20080408 日本経済新聞 朝刊




 米国の金融不安で資金調達がしにくくなった海外の金融機関や企業が、日本の個人マネーに注目し始めた。オーストラリアの銀行大手、オーストラリア・コモンウェルス銀行は、個人向けとしては四年五カ月ぶりとなる円建て外債(サムライ債)を四月末に発行する。為替リスクを負ってでも日本の投資家から資金を調達する動きが今後も広がる可能性がある。

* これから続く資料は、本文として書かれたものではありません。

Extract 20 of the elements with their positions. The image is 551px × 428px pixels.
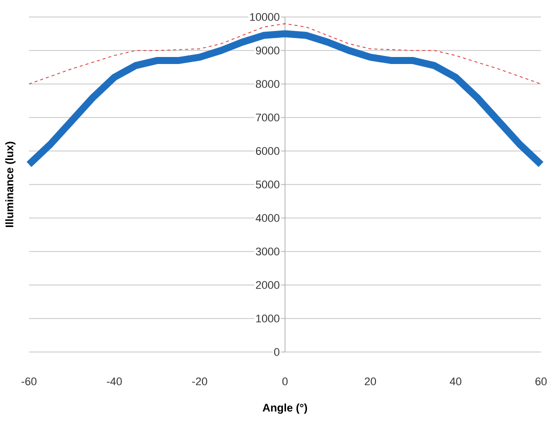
y-tick-label: 5000	[256, 180, 280, 188]
x-tick-label: 0	[282, 378, 288, 386]
y-tick-label: 6000	[256, 147, 280, 155]
y-tick-label: 7000	[256, 114, 280, 122]
y-tick-label: 1000	[256, 314, 280, 322]
x-tick-label: 60	[535, 378, 547, 386]
x-tick-label: -60	[22, 378, 36, 386]
y-tick-label: 4000	[256, 214, 280, 222]
y-tick-label: 8000	[256, 80, 280, 88]
y-tick-label: 2000	[256, 281, 280, 289]
x-tick-label: 40	[450, 378, 462, 386]
y-axis-title: Illuminance (lux)	[5, 142, 16, 227]
y-tick-label: 9000	[256, 46, 280, 54]
x-axis-title: Angle (°)	[262, 404, 308, 414]
y-tick-label: 0	[274, 348, 280, 356]
x-tick-label: 20	[364, 378, 376, 386]
x-tick-label: -20	[192, 378, 208, 386]
y-tick-label: 10000	[250, 13, 280, 21]
y-tick-label: 3000	[256, 248, 280, 256]
x-tick-label: -40	[106, 378, 122, 386]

 日興コーディアル証券で九日に募集を始める。発行額は四百億円、年限三年で利率は一・六―一・七%程度になる見込み。コモンウェルス銀の格付けはダブルA(スタンダード・アンド・プアーズ)。個人向けのサムライ債は、二〇〇三年十一月に米自動車大手のゼネラル・モーターズの金融関連会社であるGMACが発行して以来だ。



 個人マネーを狙った円建て外債の発行再開は、より着実に資金を調達したい海外の発行体と、低金利の中で比較的高い利回りを求める日本の個人投資家の思惑が一致した結果といえる。



 海外市場では米国の信用力の低い個人向け住宅融資(サブプライムローン)問題に伴う信用収縮で、金融機関などが有利な条件で資金を調達しにくくなっている。相対的に、千五百兆円に達する日本の潤沢な個人マネーは安定した資金源となりつつある。



 国内では株価低迷の一方で預金金利や国内債の利回りがまだ低めだ。日興は円建てのうえ、利回りが高めのサムライ債に対する個人投資家の需要が強いとみて、今後も原則として毎月一本ずつサムライ債を募集していく方針を決めた。